En el año 1607 se crea el Curato de Londres (Catamarca, con jurisdicción sobre Santa María, Andalgalá, Pomán, Tinogasta y Antofagasta de la Sierra) e inmediatamente accede como clérigo designado en la región el padre Diego de Torres, quien llega al territorio en el año 1608 con trece misioneros que le acompañan…

En el mismo año que la Compañía de Jesús se estableció en el reino de Chile, el P. Provincial Juan Sebastián Parra ordenó que fueran al Tucumán y al Paraguay los PP. Juan Romero, Gaspar Monroy, Juan Viana y Marcelo Lorenzana, todos sacerdotes, que hacía tiempo habían llegado de España; iba con ellos el lego Juan Aguilar. Acababa de declarar el General Claudio Aquaviva que los jesuitas que habían ído del Brasil con el P. José Anchieta cinco años antes, estaban sujetos á la potestad del Provincial del Perú, y así, en ausencia del P. Juan La Fuente, fué puesto al frente de los misioneros del Paraguay y del Tucumán el P. Juan Romero, quien ciertamente era digno de tal cargo.[71]

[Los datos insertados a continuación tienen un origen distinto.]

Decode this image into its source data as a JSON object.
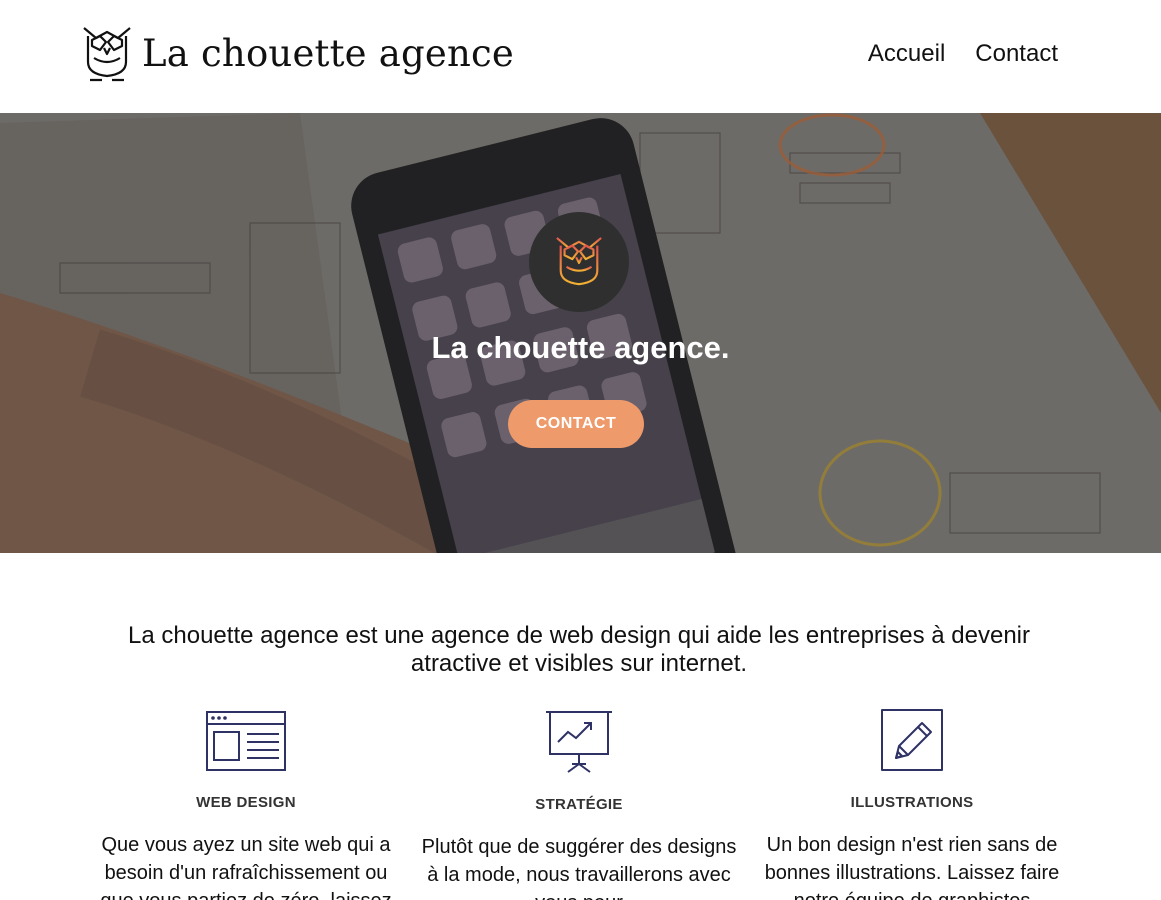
{
  "header": {
    "logo_text": "La chouette agence",
    "nav": [
      {
        "label": "Accueil"
      },
      {
        "label": "Contact"
      }
    ]
  },
  "hero": {
    "title": "La chouette agence.",
    "button_label": "CONTACT"
  },
  "intro": {
    "text": "La chouette agence est une agence de web design qui aide les entreprises à devenir atractive et visibles sur internet."
  },
  "services": [
    {
      "icon": "browser-window-icon",
      "title": "WEB DESIGN",
      "text": "Que vous ayez un site web qui a besoin d'un rafraîchissement ou que vous partiez de zéro, laissez"
    },
    {
      "icon": "presentation-chart-icon",
      "title": "STRATÉGIE",
      "text": "Plutôt que de suggérer des designs à la mode, nous travaillerons avec vous pour"
    },
    {
      "icon": "pencil-edit-icon",
      "title": "ILLUSTRATIONS",
      "text": "Un bon design n'est rien sans de bonnes illustrations. Laissez faire notre équipe de graphistes"
    }
  ],
  "colors": {
    "accent": "#ef9a6a",
    "icon_stroke": "#2e3264",
    "badge_bg": "#2f2f2f"
  }
}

El Curato de Londres pasa a depender políticamente de la diócesis de Arequipa creada en el año 1609[72].

En el año 1610, dos meses después de la muerte de Solano, se inicia el periodo de beatificación, que culminó con su canonización en el año 1726.[73]

En el mismo espacio tiempo, el padre Diego González publica en Lima la segunda Gramática de la lengua general del Perú…

“No tanto para saber algo de la lengua para confesar, que esa ya la havía sino para formar”[74]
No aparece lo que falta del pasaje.